Can water companies be trusted to monitor themselves?

Anglian Water fined £150,000 for falsifying information.


The Anglers' Conservation Association (ACA) congratulates the Environment Agency for investigating and successfully prosecuting Anglian Water for a series of pollution offences in Newmarket.  However, the case demonstrates clearly why 'Operator Self Monitoring' (OSM) - a proposed new scheme whereby water companies would monitor their own environmental performance - is fundamentally flawed.

The company was fined £150,000 for four pollution events from its sewage treatment works in Newmarket to the No 1 Public Drain, on one occasion bringing about the death of 1,200 fish.  This level of fine is unusually high and reflects the fact that a manager at the company either by himself, or through other employees of the company, removed, destroyed and falsified information in the site log book which recorded levels of ammonia in the discharge.

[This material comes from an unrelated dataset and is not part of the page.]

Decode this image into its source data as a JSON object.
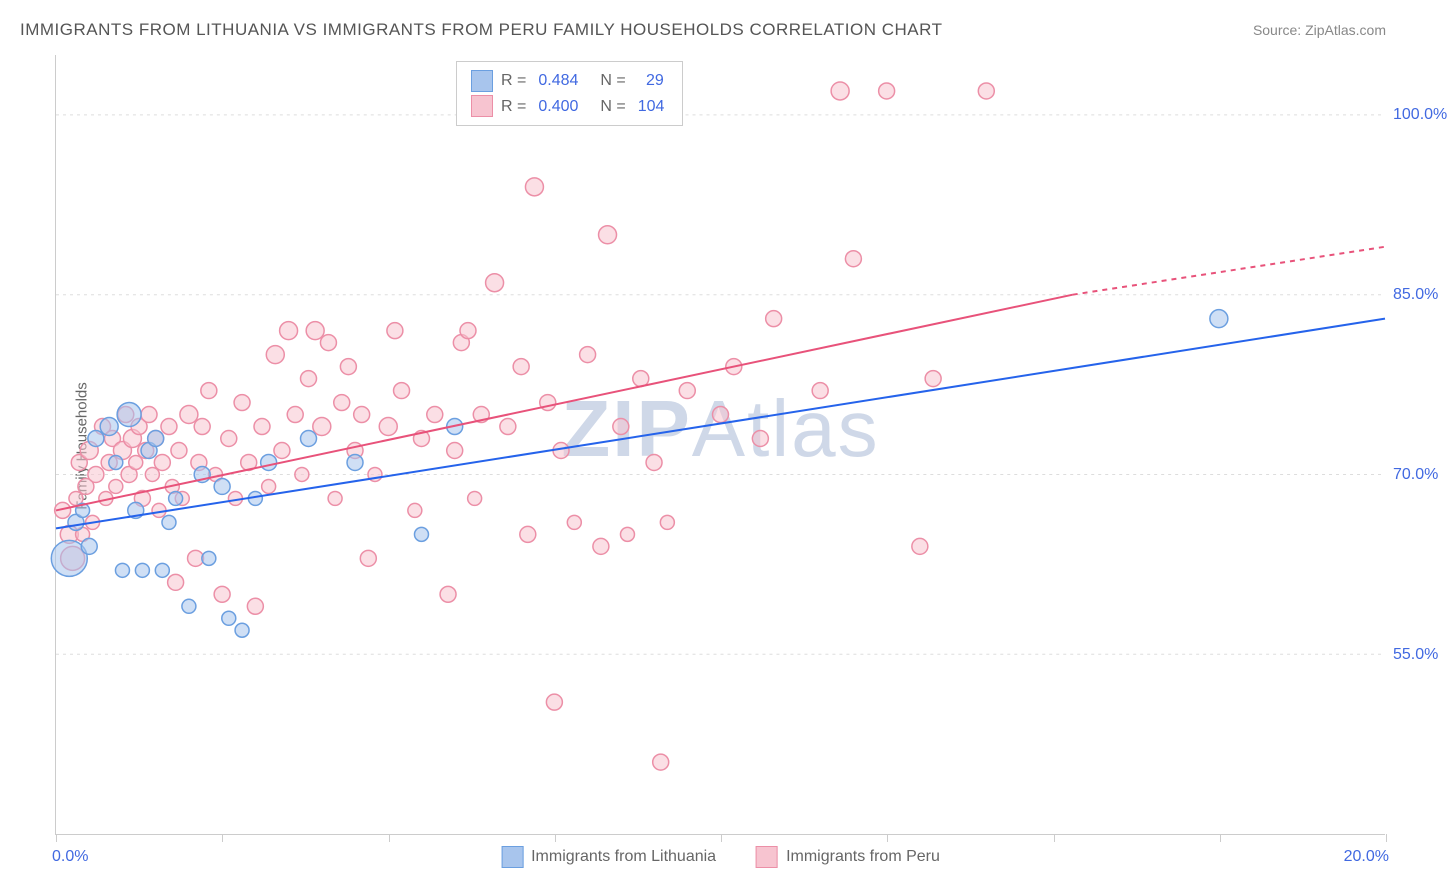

This internal cover-up was only discovered after an employee blew the whistle on the manager.  The ACA believes that this calls into question whether or not water companies can be trusted to produce reliable information under the proposals for OSM.  The new scheme would see the water companies monitoring their own discharges, with their records being audited through spot checks by the Environment Agency.  The proposals for OSM were opposed by angling and conservation organisations - and even the water companies themselves - when they were put out for consultation in 2007, but the EA has indicated that it intends to press ahead with them anyway.  The move is part of the Government's 'Better Regulation' initiative.

Mark Lloyd, Executive Director of the ACA said: "In our consultation responses and in meetings with the EA the ACA has vigorously opposed these proposals specifically because site managers might cover up failures in the performance of their works.  This is exactly what has happened here and we hope that it will make the Agency and the Government think again about putting privatised water companies in charge of monitoring how much pollution they cause.  These companies need to be rigorously regulated and externally monitored to ensure that when they pollute, they pay."